State of Radicalization: Behavioral Factors in the Rise of the Lone Actor Terrorist

Mental illness is therefore not thought to be causal in terrorism, nor is it facilitative, but may be a contributing factor and one of many drivers in an individual’s pathway to violence.

Although domestic terrorism has always existed in the U.S., and to varying degrees and in different manifestations in most countries, the dominant threat in the lead-up to the 9/11 attacks was thought to be from Foreign Terrorist Organizations (FTOs). The sense of menace from FTOs was heightened by the twin bombings of U.S. embassies in East Africa in 1998, and attack on the USS Cole in Yemen in 2000. While most Americans only first heard of al-Qaeda and Usama bin Laden in the days and weeks following 9/11, many in the law enforcement and intelligence communities were already very familiar with the threat posed by foreign terror groups.

In response to the catastrophic terror attacks of 9/11, the U.S. and much of the western world immediately intensified their security posture with dramatic actions ranging from the development of the U.S. Department of Homeland Security to specific target-hardening measures across the public and private sectors. Security around air travel dramatically changed with the fortification of cabin doors and more thorough screening of passengers, the number of security cameras in major cities grew exponentially, and we formally entered the era of “see something, say something.”

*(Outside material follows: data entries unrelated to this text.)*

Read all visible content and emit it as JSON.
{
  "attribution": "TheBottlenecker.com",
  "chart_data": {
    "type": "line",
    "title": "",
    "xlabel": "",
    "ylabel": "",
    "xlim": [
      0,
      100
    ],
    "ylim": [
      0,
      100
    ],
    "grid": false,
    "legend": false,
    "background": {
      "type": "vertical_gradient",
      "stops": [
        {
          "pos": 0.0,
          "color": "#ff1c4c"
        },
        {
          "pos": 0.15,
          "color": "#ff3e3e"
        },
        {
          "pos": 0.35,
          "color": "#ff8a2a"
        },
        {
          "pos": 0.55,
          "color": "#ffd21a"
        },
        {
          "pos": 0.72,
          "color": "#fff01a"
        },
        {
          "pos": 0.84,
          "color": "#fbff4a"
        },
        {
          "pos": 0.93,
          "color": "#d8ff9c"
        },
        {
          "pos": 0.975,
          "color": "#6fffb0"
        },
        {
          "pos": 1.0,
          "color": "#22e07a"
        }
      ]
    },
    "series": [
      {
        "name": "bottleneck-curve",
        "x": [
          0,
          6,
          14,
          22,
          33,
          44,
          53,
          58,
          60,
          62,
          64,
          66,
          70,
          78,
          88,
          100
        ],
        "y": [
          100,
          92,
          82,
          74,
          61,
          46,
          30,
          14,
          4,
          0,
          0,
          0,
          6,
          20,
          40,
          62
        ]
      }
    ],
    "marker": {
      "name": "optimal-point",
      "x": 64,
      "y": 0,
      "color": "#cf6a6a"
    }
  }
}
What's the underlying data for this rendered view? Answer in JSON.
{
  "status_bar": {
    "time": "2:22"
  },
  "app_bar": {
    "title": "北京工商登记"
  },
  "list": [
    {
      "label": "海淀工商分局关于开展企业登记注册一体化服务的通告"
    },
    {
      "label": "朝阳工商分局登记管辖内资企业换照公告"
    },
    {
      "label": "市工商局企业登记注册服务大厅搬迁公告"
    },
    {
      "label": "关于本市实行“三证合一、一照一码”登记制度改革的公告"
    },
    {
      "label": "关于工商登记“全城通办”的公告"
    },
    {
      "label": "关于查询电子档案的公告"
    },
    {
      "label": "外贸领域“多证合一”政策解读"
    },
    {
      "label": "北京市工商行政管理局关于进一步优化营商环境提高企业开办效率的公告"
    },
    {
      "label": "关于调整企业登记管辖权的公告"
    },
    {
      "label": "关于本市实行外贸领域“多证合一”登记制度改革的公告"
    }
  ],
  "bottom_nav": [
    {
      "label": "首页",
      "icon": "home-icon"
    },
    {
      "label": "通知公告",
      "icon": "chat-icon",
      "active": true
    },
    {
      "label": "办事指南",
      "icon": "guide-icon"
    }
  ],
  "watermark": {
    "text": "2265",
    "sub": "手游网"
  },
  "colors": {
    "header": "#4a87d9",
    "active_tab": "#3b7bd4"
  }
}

While the constant evolution in terrorist tactics and government counter-measures is often described as a game of “Whac-A-Mole,” resulting in the development of novel threats like shoe bombs and underwear bombs, a much larger and more significant behavioral response has taken place that has changed the nature of the terrorist threat. In the years before and immediately after 9/11, those who started down the pathway from radicalization to mobilization often engage in behaviors that were likely to be detected by law enforcement or intelligence agencies. Among the most suspicious was travel to regions known to host terrorist training camps. With “no-fly” lists and intensified travel security, movement between the U.S. and those places became more difficult.

Before 9/11, a would-be terrorist often followed a pathway that began with some type of contact with a terrorist propagandist or recruiter who was skillful in identifying vulnerable individuals in the community, at school or work, or in prison. Over time, these initial contacts or exposures to radical people and message more often took place online, but the primary mode was still face-to-face contact. As a new recruit became increasingly radicalized, and began to identify with a terrorist cause or ideology, they typically immersed into a group, further strengthening their identity, and often becoming vetted by group leaders as a “true believer.” Once fully accepting the ideology and joining a group, recruits received messages that were clear, powerful and persistent – true believers didn’t sit on their hands, they take action. Once convinced that action was required, a recruit might travel abroad to participate in training camps and receive funding and instructions to execute an attack before returning home.

At every step along the pathway from radicalization to mobilization were opportunities for the leaders of a terrorist group to vet the new recruit to ensure that they did not represent an operational security risk, and had the capability to execute a successful attack. Individuals who seemed unstable for any reason were usually rejected, sometimes pushed out of the groups if they were thought to be too risky. Anyone who displayed evidence of a mental illness was likely to be excluded from the group not only due to the perception that they might be unpredictable or unreliable, but because leaders did not want the optics of their group members being “crazy.” This “selection effect” served both operational and public relations purposes.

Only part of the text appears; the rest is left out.